Here you will find a very basic CNN.

In [None]:
model = None

model = Sequential()

model.add(Conv2D(4, (3, 3), activation='relu', padding='same', input_shape=(256, 256, 3)))
model.add(Conv2D(1, (3, 3), activation='sigmoid', padding='same'))

model.summary()

# 1.2 Train the model

Choose your hyperparameters

In [None]:
####
# If weighted_binary_crossentropy used
ones_weight = 26.0
zeros_weight = 1.0
####
loss = weighted_binary_crossentropy
learning_rate=0.01
batch_size = 16
epochs = 4

In [None]:
metrics = [tf.keras.metrics.BinaryAccuracy(), recall_m, precision_m, f1_m]

from tensorflow.keras.callbacks import EarlyStopping 

callback = EarlyStopping(monitor=f1_m, mode = 'max', patience=5)

model.compile(optimizer = Adam(learning_rate=learning_rate), metrics = metrics, loss = loss)

history = model.fit(train_ds, epochs = epochs, validation_data = val_ds, batch_size=batch_size, callbacks = [callback])

# 1.3 Evaluate the model 

In [None]:
model_score = model.evaluate(test_ds)
print_score(model_score)

# 1.4 Display predictions

In [None]:
# Diplay Tri-bands, mask and prediction of the model2
display_sample_prediction(model, triband_img_paths_test, mask_img_paths_test)

We can see it with a Confusion Matrix

In [None]:
test_gt_masks = load_masks(mask_img_paths_test, img_size=img_size)

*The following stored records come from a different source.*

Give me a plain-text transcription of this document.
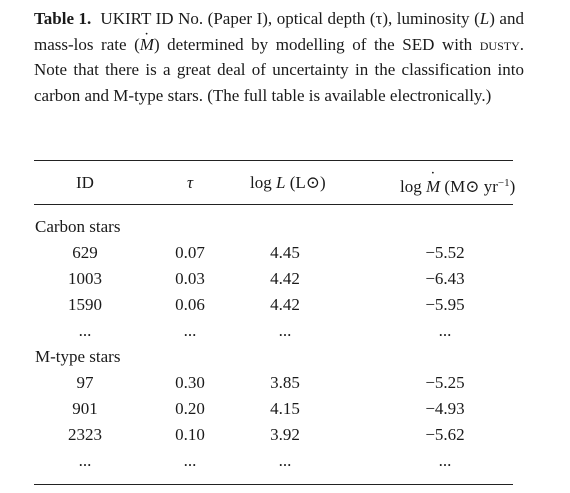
Table 1. UKIRT ID No. (Paper I), optical depth (τ), luminosity (L) and mass-los rate (˙ M) determined by modelling of the SED with dusty. Note that there is a great deal of uncertainty in the classification into carbon and M-type stars. (The full table is available electronically.)
ID	τ	log L (L⊙)	log ˙ M (M⊙ $yr^{-1}$)
Carbon stars
629	0.07	4.45	−5.52
1003	0.03	4.42	−6.43
1590	0.06	4.42	−5.95
...	...	...	...
M-type stars
97	0.30	3.85	−5.25
901	0.20	4.15	−4.93
2323	0.10	3.92	−5.62
...	...	...	...
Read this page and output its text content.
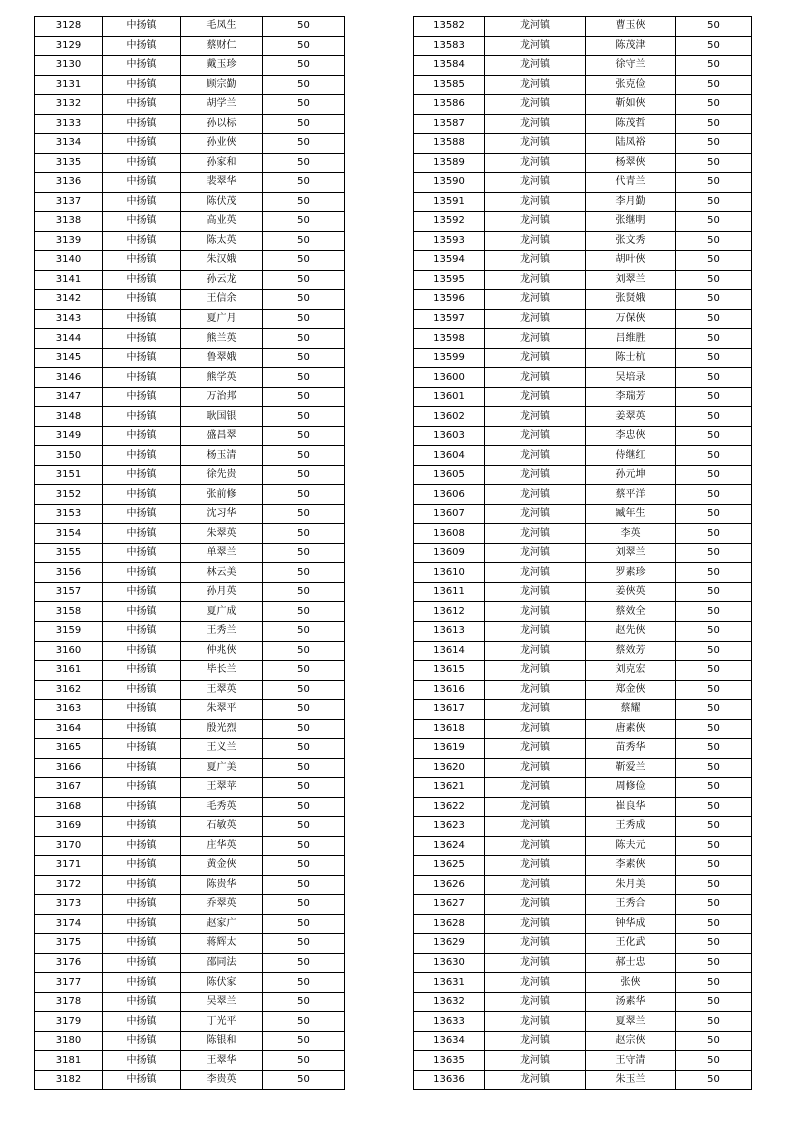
3128	中扬镇	毛凤生	50
3129	中扬镇	蔡财仁	50
3130	中扬镇	戴玉珍	50
3131	中扬镇	顾宗勤	50
3132	中扬镇	胡学兰	50
3133	中扬镇	孙以标	50
3134	中扬镇	孙业俠	50
3135	中扬镇	孙家和	50
3136	中扬镇	裴翠华	50
3137	中扬镇	陈伏茂	50
3138	中扬镇	高业英	50
3139	中扬镇	陈太英	50
3140	中扬镇	朱汉娥	50
3141	中扬镇	孙云龙	50
3142	中扬镇	王信余	50
3143	中扬镇	夏广月	50
3144	中扬镇	熊兰英	50
3145	中扬镇	鲁翠娥	50
3146	中扬镇	熊学英	50
3147	中扬镇	万治邦	50
3148	中扬镇	耿国银	50
3149	中扬镇	盛昌翠	50
3150	中扬镇	杨玉清	50
3151	中扬镇	徐先贵	50
3152	中扬镇	张前修	50
3153	中扬镇	沈习华	50
3154	中扬镇	朱翠英	50
3155	中扬镇	单翠兰	50
3156	中扬镇	林云美	50
3157	中扬镇	孙月英	50
3158	中扬镇	夏广成	50
3159	中扬镇	王秀兰	50
3160	中扬镇	仲兆俠	50
3161	中扬镇	毕长兰	50
3162	中扬镇	王翠英	50
3163	中扬镇	朱翠平	50
3164	中扬镇	殷光烈	50
3165	中扬镇	王义兰	50
3166	中扬镇	夏广美	50
3167	中扬镇	王翠苹	50
3168	中扬镇	毛秀英	50
3169	中扬镇	石敏英	50
3170	中扬镇	庄华英	50
3171	中扬镇	黄金俠	50
3172	中扬镇	陈贵华	50
3173	中扬镇	乔翠英	50
3174	中扬镇	赵家广	50
3175	中扬镇	蒋辉太	50
3176	中扬镇	邵同法	50
3177	中扬镇	陈伏家	50
3178	中扬镇	吴翠兰	50
3179	中扬镇	丁光平	50
3180	中扬镇	陈银和	50
3181	中扬镇	王翠华	50
3182	中扬镇	李贵英	50
13582	龙河镇	曹玉俠	50
13583	龙河镇	陈茂津	50
13584	龙河镇	徐守兰	50
13585	龙河镇	张克俭	50
13586	龙河镇	靳如俠	50
13587	龙河镇	陈茂哲	50
13588	龙河镇	陆凤裕	50
13589	龙河镇	杨翠俠	50
13590	龙河镇	代青兰	50
13591	龙河镇	李月勤	50
13592	龙河镇	张继明	50
13593	龙河镇	张文秀	50
13594	龙河镇	胡叶俠	50
13595	龙河镇	刘翠兰	50
13596	龙河镇	张贤娥	50
13597	龙河镇	万保俠	50
13598	龙河镇	吕维胜	50
13599	龙河镇	陈士杭	50
13600	龙河镇	吴培录	50
13601	龙河镇	李瑞芳	50
13602	龙河镇	姜翠英	50
13603	龙河镇	李忠俠	50
13604	龙河镇	侍继红	50
13605	龙河镇	孙元坤	50
13606	龙河镇	蔡平洋	50
13607	龙河镇	臧年生	50
13608	龙河镇	李英	50
13609	龙河镇	刘翠兰	50
13610	龙河镇	罗素珍	50
13611	龙河镇	姜俠英	50
13612	龙河镇	蔡效全	50
13613	龙河镇	赵先俠	50
13614	龙河镇	蔡效芳	50
13615	龙河镇	刘克宏	50
13616	龙河镇	郑金俠	50
13617	龙河镇	蔡耀	50
13618	龙河镇	唐素俠	50
13619	龙河镇	苗秀华	50
13620	龙河镇	靳爱兰	50
13621	龙河镇	周修俭	50
13622	龙河镇	崔良华	50
13623	龙河镇	王秀成	50
13624	龙河镇	陈夫元	50
13625	龙河镇	李素俠	50
13626	龙河镇	朱月美	50
13627	龙河镇	王秀合	50
13628	龙河镇	钟华成	50
13629	龙河镇	王化武	50
13630	龙河镇	郝士忠	50
13631	龙河镇	张俠	50
13632	龙河镇	汤素华	50
13633	龙河镇	夏翠兰	50
13634	龙河镇	赵宗俠	50
13635	龙河镇	王守清	50
13636	龙河镇	朱玉兰	50
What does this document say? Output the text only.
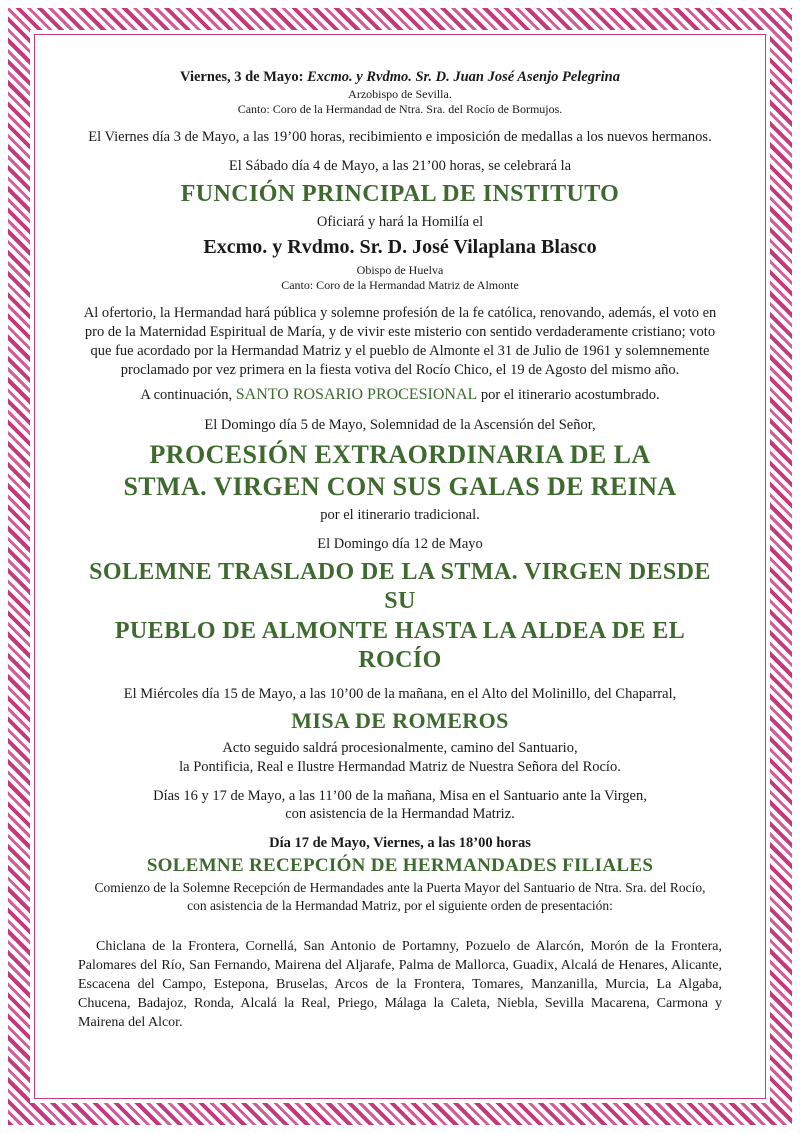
Viernes, 3 de Mayo: Excmo. y Rvdmo. Sr. D. Juan José Asenjo Pelegrina

Arzobispo de Sevilla.

Canto: Coro de la Hermandad de Ntra. Sra. del Rocío de Bormujos.

El Viernes día 3 de Mayo, a las 19’00 horas, recibimiento e imposición de medallas a los nuevos hermanos.

El Sábado día 4 de Mayo, a las 21’00 horas, se celebrará la

FUNCIÓN PRINCIPAL DE INSTITUTO

Oficiará y hará la Homilía el

Excmo. y Rvdmo. Sr. D. José Vilaplana Blasco

Obispo de Huelva

Canto: Coro de la Hermandad Matriz de Almonte

Al ofertorio, la Hermandad hará pública y solemne profesión de la fe católica, renovando, además, el voto en

pro de la Maternidad Espiritual de María, y de vivir este misterio con sentido verdaderamente cristiano; voto

que fue acordado por la Hermandad Matriz y el pueblo de Almonte el 31 de Julio de 1961 y solemnemente

proclamado por vez primera en la fiesta votiva del Rocío Chico, el 19 de Agosto del mismo año.

A continuación, SANTO ROSARIO PROCESIONAL por el itinerario acostumbrado.

El Domingo día 5 de Mayo, Solemnidad de la Ascensión del Señor,

PROCESIÓN EXTRAORDINARIA DE LA
STMA. VIRGEN CON SUS GALAS DE REINA

por el itinerario tradicional.

El Domingo día 12 de Mayo

SOLEMNE TRASLADO DE LA STMA. VIRGEN DESDE SU
PUEBLO DE ALMONTE HASTA LA ALDEA DE EL ROCÍO

El Miércoles día 15 de Mayo, a las 10’00 de la mañana, en el Alto del Molinillo, del Chaparral,

MISA DE ROMEROS

Acto seguido saldrá procesionalmente, camino del Santuario,

la Pontificia, Real e Ilustre Hermandad Matriz de Nuestra Señora del Rocío.

Días 16 y 17 de Mayo, a las 11’00 de la mañana, Misa en el Santuario ante la Virgen,

con asistencia de la Hermandad Matriz.

Día 17 de Mayo, Viernes, a las 18’00 horas

SOLEMNE RECEPCIÓN DE HERMANDADES FILIALES

Comienzo de la Solemne Recepción de Hermandades ante la Puerta Mayor del Santuario de Ntra. Sra. del Rocío,

con asistencia de la Hermandad Matriz, por el siguiente orden de presentación:

Chiclana de la Frontera, Cornellá, San Antonio de Portamny, Pozuelo de Alarcón, Morón de la Frontera, Palomares del Río, San Fernando, Mairena del Aljarafe, Palma de Mallorca, Guadix, Alcalá de Henares, Alicante, Escacena del Campo, Estepona, Bruselas, Arcos de la Frontera, Tomares, Manzanilla, Murcia, La Algaba, Chucena, Badajoz, Ronda, Alcalá la Real, Priego, Málaga la Caleta, Niebla, Sevilla Macarena, Carmona y Mairena del Alcor.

display_confusion_matrix(predict(model, test_ds), test_gt_masks)

Print scores again ...

In [None]:
print_score(model_score)

# 1.5 Track your tests if you want !  

| test n°       |example| 1     | 2     | 3     | 4     | 5     | 6     | 7     | 8     | 9     | 10    | ...   | 
| ---           | ---   | ---   | ---   | ---   | ---   | ---   | ---   | ---   | ---   | ---   | ---   | ---   |
| f1_score      | 0.83  | ?     | ?     | ?     | ?     | ?     | ?     | ?     | ?     | ?     | ?     | ?     |
| recall        | 0.97  | ?     | ?     | ?     | ?     | ?     | ?     | ?     | ?     | ?     | ?     | ?     |
| precision     | 0.72  | ?     | ?     | ?     | ?     | ?     | ?     | ?     | ?     | ?     | ?     | ?     |
| epochs        | 4     | ?     | ?     | ?     | ?     | ?     | ?     | ?     | ?     | ?     | ?     | ?     |
| batch_size    | 16    | ?     | ?     | ?     | ?     | ?     | ?     | ?     | ?     | ?     | ?     | ?     |
| learning rate | 0.01  | ?     | ?     | ?     | ?     | ?     | ?     | ?     | ?     | ?     | ?     | ?     |
| loss          | Dice  | ?     | ?     | ?     | ?     | ?     | ?     | ?     | ?     | ?     | ?     | ?     |
| class weight  | None  | ?     | ?     | ?     | ?     | ?     | ?     | ?     | ?     | ?     | ?     | ?     |
| n conv2d      | 3     | ?     | ?     | ?     | ?     | ?     | ?     | ?     | ?     | ?     | ?     | ?     |
| n conv2dT     | 2     | ?     | ?     | ?     | ?     | ?     | ?     | ?     | ?     | ?     | ?     | ?     |
| n params      | 1033  | ?     | ?     | ?     | ?     | ?     | ?     | ?     | ?     | ?     | ?     | ?     |